En otra oportunidad, Juliana, sobrepasada por la situación y el cansancio, me miró y, medio hablando conmigo y medio hablando con Dios, dijo "más de lo que hicimos no podemos hacer, hay que esperar y tener fe." Y, nuevamente, Dios, a pesar de las dificultades y los tropiezos, nos regaló un encuentro de animadores hermoso, de esos que quedan guardados en el corazón.
Por último, otro día, hace ya años, compartíamos como comunidad animadora la preocupación por la realidad de los jóvenes mayores del oratorio, con los cuales veníamos trabajando hacía bastante tiempo y todavía no veíamos los frutos que pretendíamos cosechar.

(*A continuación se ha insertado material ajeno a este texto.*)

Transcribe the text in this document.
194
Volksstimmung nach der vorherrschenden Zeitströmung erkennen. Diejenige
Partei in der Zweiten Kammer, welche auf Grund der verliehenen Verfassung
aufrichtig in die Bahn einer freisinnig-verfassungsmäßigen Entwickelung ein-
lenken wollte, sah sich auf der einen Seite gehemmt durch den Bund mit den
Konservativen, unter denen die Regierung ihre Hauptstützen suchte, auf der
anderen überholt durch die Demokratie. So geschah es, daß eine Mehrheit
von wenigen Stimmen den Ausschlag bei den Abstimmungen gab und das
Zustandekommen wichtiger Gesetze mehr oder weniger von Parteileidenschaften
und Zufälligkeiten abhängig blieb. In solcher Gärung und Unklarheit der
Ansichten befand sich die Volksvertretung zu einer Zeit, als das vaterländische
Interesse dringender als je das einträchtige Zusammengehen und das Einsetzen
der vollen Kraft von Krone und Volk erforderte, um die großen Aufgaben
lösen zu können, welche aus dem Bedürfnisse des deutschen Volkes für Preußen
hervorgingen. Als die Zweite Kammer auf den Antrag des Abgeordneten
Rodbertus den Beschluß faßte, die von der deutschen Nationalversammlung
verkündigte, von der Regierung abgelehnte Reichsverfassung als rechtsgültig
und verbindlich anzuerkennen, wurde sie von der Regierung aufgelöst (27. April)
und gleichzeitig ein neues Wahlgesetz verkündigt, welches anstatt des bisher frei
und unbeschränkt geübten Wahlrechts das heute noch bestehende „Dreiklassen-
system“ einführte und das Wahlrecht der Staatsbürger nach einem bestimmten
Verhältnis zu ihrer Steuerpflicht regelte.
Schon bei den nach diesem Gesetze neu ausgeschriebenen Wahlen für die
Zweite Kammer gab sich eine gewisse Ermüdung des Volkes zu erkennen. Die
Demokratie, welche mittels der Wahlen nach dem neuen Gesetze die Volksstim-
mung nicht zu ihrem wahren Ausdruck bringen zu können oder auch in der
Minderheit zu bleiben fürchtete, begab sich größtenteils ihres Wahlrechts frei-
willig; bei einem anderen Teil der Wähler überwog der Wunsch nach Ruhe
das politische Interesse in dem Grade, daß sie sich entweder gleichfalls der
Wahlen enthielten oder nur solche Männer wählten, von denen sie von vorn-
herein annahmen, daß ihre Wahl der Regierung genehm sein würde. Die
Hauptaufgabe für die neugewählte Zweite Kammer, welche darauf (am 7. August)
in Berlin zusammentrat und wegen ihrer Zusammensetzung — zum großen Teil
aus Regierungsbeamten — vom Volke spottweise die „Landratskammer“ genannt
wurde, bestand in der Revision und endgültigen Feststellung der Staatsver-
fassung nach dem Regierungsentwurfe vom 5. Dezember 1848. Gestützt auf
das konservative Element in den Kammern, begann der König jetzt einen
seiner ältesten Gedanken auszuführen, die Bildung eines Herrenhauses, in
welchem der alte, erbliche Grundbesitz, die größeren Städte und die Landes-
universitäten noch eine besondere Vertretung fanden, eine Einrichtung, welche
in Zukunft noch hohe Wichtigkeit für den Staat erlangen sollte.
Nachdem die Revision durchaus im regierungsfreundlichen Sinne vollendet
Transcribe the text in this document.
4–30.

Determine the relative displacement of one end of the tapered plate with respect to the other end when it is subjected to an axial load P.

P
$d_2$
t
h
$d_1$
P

Pero, nuevamente, el tiempo, la fe y la espera nos dieron una enorme y gratificante sorpresa, siendo testigos de cambios milagrosos en nuestros jóvenes.
¿Por cuántas de estas situaciones hemos pasado? ¿Cuántos Sábados Santos hemos transitado, entre la duda, la fe, la espera, las dificultades?
Y ahí mismo está la importancia. En que los hemos transitado, los hemos vivido. La espera del Sábado Santo no es una espera cualquiera, sino que está llena de regocijo, de esperanza, del deseo de hacer nuevas todas las cosas, aun ante la incertidumbre, ante la duda. Es la espera del que permanece, de aquel que está, que banca los trapos, que se sigue encontrando con el otro. Y aunque, en ese momento no vea un camino o una salida, es justamente porque esos caminos se están cruzando y nos estamos encontrando, con lo complejo y diverso que eso significa, pero al mismo tiempo con lo enriquecedor que resulta. Los apóstoles esperaron, con tristeza, si, pero con esperanza, y además permanecieron, estuvieron entre ellos, aguardando el milagro, que al fin llegó.
Y eso nos pasa a todos nosotros con nuestro apostolado, con nuestro estudio, con nuestras vidas. Muchas veces nos enfrentamos a la incertidumbre y, después de laburar hasta el cansancio, no nos queda más remedio que la paciencia, que esperar, que tener fe. Y esa espera es fecunda cuando permanecemos, cuando seguimos apostando a la entrega, al cambio, al encuentro con el otro, aunque, en el fondo, pensemos que vamos a demorar demasiado o que quizás sea una tarea imposible.
Esperar permaneciendo es la verdadera fe de aquel que se abandona a Dios, sabiendo que está cumpliendo con su parte y que lo seguirá haciendo, pero también, sabiendo que ese Dios obra, y es un Dios que puede tanto, que hasta venció a la muerte y permaneció entre nosotros.